Cybin announced that Adelia Therapeutics, a wholly-controlled subsidiary of Cybin, has achieved the milestone identified as Year 1, Q2 as contemplated by the terms of a contribution agreement dated December 4, 2020 among Cybin, Cybin Corp., Cybin US Holdings, a wholly-controlled subsidiary of Cybin, and all of the previous shareholders of Adelia. Pursuant to the terms of the transaction agreement, 22,428.3 Class B common shares in the capital of the Acquiror shall be issued to the Adelia Shareholders, in satisfaction of the $228,768.77 due to them on meeting a portion of the relevant milestones, at an effective issue price of $10.20 per Class B Share, determined in accordance with the transaction agreement and applicable securities law. The Class B Shares issued by the Acquiror to the Adelia Shareholders are exchangeable for common shares in the capital of Cybin on a 10 Cybin Shares for 1 Class B Share basis, at the option of the holder thereof, subject to customary adjustments. No Class B Shares are exchangeable prior to December 14, 2021, and not more than: 33 1/3% of the Class B Shares will be exchangeable prior to December 14; 66 2/3% of the Class B Shares will be exchangeable prior to December 14, 2023; and thereafter, 100% of the Class B shares will be exchangeable.

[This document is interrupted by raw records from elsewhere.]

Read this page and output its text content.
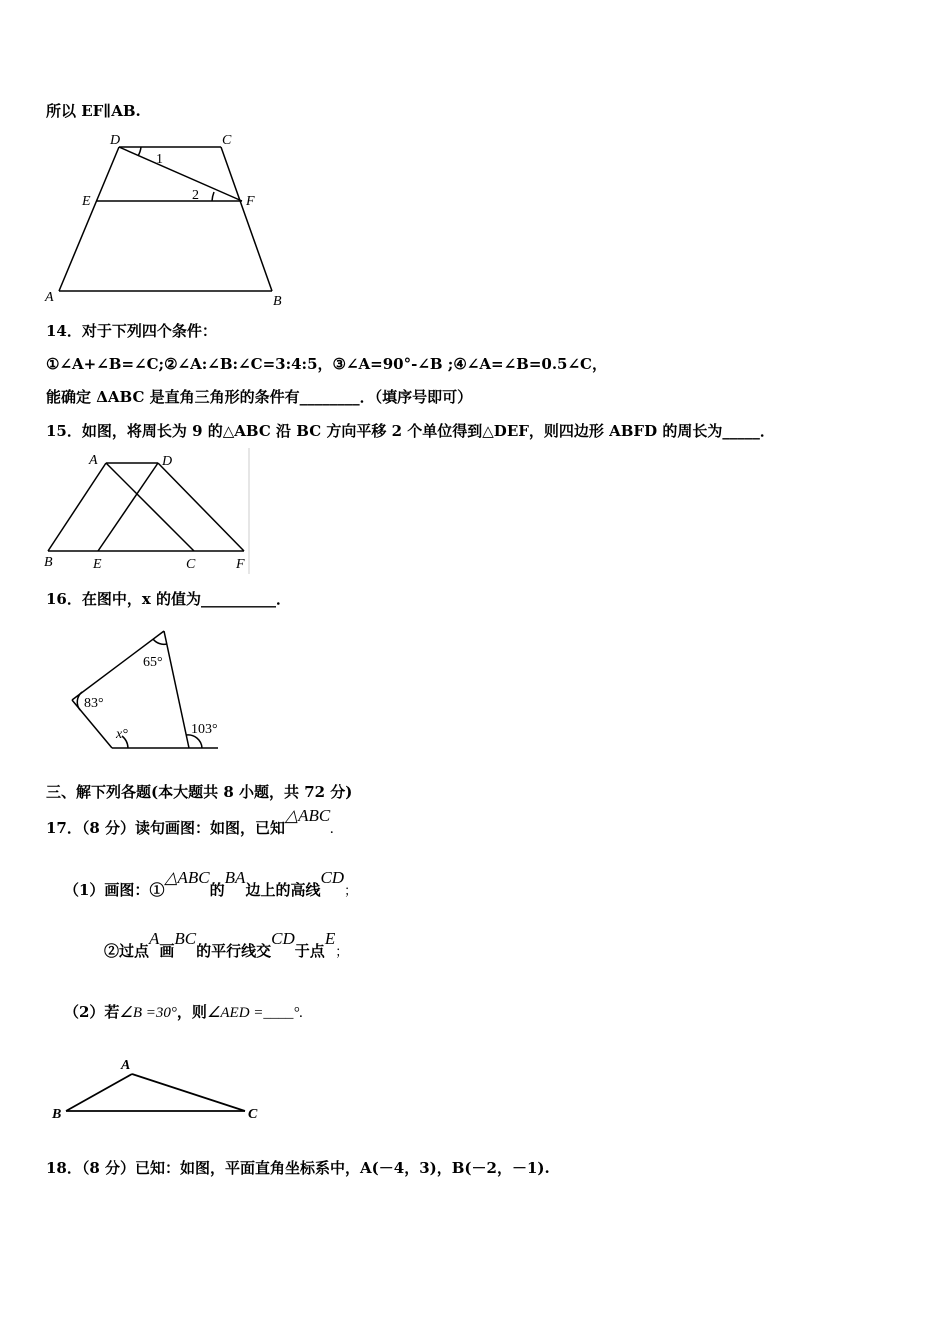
所以 EF∥AB.
D	C
E	F
A	B
1
2
14．对于下列四个条件：
①∠A+∠B=∠C;②∠A:∠B:∠C=3:4:5，③∠A=90°-∠B ;④∠A=∠B=0.5∠C，
能确定 ΔABC 是直角三角形的条件有________．（填序号即可）
15．如图，将周长为 9 的△ABC 沿 BC 方向平移 2 个单位得到△DEF，则四边形 ABFD 的周长为_____．
A	D
B	E	C	F
16．在图中，x 的值为__________．
65°
83°
x°	103°
三、解下列各题(本大题共 8 小题，共 72 分)
17．（8 分）读句画图：如图，已知△ABC.
（1）画图：①△ABC的BA边上的高线CD；
②过点A画BC的平行线交CD于点E；
（2）若∠B =30°，则∠AED =____°.
A
B	C
18．（8 分）已知：如图，平面直角坐标系中，A(－4，3)，B(－2，－1).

Cybin reported the completion of in vivo preclinical studies evaluating its deuterated psilocybin analog CYB003 for the potential treatment of major depressive disorder, or MDD. Data from in vivo preclinical studies demonstrate that CYB003 is well-tolerated following several doses in multiple species and support the advancement toward an investigational new drug, or IND, filing with the FDA for a Phase 1/2a first-in-human clinical trial in patients with MDD. The preclinical in vivo studies followed FDA protocol and were completed under Good Laboratory Practice, or GLP, guidelines. In multi-species preclinical studies, CYB003 demonstrated: a well-tolerated profile following several doses in multiple species that supports repeat dosing in humans; a similar in vitro and in vivo pharmacology profile when compared to psilocin, the active naturally occurring psychedelic agent in psilocybin; a 50% reduction in variability compared to classic psilocybin, indicating the potential for more accurate dosing; a 50% dose reduction compared to classic psilocybin, indicating the potential to maintain equivalent efficacy while reducing side effects; a 50% shorter time to onset when compared to classic psilocybin, indicating the potential for shorter duration of treatment, lower inter-subject variability, and better therapeutic control and nearly double the brain penetration when compared to classic psilocybin, indicating the potential for a less variable treatment response. The company plans to submit an IND to the FDA in the second quarter of 2022 and to initiate the Phase 1/2a clinical trial in mid-2022.